By: Blog on JuliaGPU
Re-posted from: https://juliagpu.org/2021-01-08-cuda_2.4_2.5/
CUDA.jl v2.4 and v2.5 are two almost-identical feature releases, respectively for Julia 1.5
and 1.6. These releases feature a greatly improved findmin
and findmax
kernels, an
improved interface for kernel introspection, support for CUDA 11.2, and of course many bug
fixes.
Improved findmin
and findmax
kernels
Thanks to @tkf and @Ellipse0934,
CUDA.jl now uses a single-pass kernel for finding the minimum or maximum item in a
CuArray. This fixes compatibility with
NaN
-valued elements, while on average improving performance.
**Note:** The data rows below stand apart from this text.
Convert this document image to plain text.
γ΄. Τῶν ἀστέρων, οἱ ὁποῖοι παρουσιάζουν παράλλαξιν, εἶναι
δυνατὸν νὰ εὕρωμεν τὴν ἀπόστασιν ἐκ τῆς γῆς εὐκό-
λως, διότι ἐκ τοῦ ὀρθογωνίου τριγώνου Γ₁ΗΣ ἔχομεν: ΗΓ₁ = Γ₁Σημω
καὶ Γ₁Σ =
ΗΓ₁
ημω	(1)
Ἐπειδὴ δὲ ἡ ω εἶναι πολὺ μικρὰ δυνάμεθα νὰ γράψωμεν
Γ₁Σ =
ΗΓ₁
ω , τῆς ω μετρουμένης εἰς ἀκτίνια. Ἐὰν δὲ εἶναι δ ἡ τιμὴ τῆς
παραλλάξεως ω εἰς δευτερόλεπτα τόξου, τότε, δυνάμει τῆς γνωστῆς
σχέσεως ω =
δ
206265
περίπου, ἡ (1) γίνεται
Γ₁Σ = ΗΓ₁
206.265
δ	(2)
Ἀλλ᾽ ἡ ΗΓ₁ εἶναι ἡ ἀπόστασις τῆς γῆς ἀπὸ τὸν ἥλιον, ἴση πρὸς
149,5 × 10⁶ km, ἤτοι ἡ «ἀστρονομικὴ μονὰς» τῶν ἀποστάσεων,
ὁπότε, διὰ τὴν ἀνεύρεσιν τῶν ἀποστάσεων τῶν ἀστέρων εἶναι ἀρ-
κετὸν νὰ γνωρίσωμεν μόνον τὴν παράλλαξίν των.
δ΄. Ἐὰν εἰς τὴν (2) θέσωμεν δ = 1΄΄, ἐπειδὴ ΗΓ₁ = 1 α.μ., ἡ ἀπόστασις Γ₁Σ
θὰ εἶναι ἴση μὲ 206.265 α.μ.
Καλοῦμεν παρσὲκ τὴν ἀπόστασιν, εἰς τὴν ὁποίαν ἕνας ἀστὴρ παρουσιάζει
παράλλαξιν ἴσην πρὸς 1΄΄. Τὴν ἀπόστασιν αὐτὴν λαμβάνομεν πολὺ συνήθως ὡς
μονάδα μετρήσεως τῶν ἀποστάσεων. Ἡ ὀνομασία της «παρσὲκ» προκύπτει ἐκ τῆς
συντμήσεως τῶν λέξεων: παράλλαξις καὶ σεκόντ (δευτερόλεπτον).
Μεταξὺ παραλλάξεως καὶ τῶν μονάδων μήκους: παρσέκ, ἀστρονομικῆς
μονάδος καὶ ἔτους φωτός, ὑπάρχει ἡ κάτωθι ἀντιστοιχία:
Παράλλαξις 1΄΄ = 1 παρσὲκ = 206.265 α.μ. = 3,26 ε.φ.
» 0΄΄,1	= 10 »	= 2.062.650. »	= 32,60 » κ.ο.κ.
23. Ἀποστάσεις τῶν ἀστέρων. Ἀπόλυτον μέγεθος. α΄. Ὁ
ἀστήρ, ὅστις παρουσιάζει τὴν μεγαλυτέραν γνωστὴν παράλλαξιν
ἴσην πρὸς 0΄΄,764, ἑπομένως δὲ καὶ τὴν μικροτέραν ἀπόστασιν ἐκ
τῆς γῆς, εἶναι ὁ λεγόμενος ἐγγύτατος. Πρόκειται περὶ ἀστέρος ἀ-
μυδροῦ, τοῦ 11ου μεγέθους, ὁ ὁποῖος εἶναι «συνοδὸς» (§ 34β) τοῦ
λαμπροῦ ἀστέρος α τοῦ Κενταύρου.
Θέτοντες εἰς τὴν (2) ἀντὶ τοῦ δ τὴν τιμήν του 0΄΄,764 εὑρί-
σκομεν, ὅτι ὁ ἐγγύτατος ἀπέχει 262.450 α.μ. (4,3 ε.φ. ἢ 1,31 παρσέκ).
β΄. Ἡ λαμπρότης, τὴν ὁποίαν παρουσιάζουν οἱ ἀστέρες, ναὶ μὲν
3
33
Depending on the rank, shape
and size of the array these improvements vary from a minor regression to order-of-magnitude
improvements.
New kernel introspection interface
It is now possible to obtain a compiled-but-not-launched kernel by passing the
launch=false
keyword to @cuda
. This is useful when you want to reflect, e.g., query the
amount of registers, or other kernel properties:
julia> kernel = @cuda launch=false identity(nothing)
CUDA.HostKernel{identity,Tuple{Nothing}}(...)
julia> CUDA.registers(kernel)
4
The old API is still available, and will even be extended in future versions of CUDA.jl for
the purpose of compiling device functions (not kernels):
julia> kernel = cufunction(identity, Tuple{Nothing})
CUDA.HostKernel{identity,Tuple{Nothing}}(...)
Support for CUDA 11.2
CUDA.jl now supports the latest version of CUDA, version 11.2. Because CUDNN and CUTENSOR
are not compatible with this release yet, CUDA.jl won’t automatically switch to it unless
you explicitly request so:
julia> ENV["JULIA_CUDA_VERSION"] = "11.2"
"11.2"
julia> using CUDA
julia> CUDA.versioninfo()
CUDA toolkit 11.2.0, artifact installation
CUDA driver 11.2.0
NVIDIA driver 460.27.4
Alternatively, if you disable use of artifacts through JULIA_CUDA_USE_BINARYBUILDER=false
,
CUDA 11.2 can be picked up from your local system.
Future developments
Due to upstream compiler changes, CUDA.jl 2.4 is expected to be the last release compatible
with Julia 1.5. Patch releases are still possible, but are not automatic: If you need a
specific bugfix from a future CUDA.jl release, create an issue or PR to backport the change.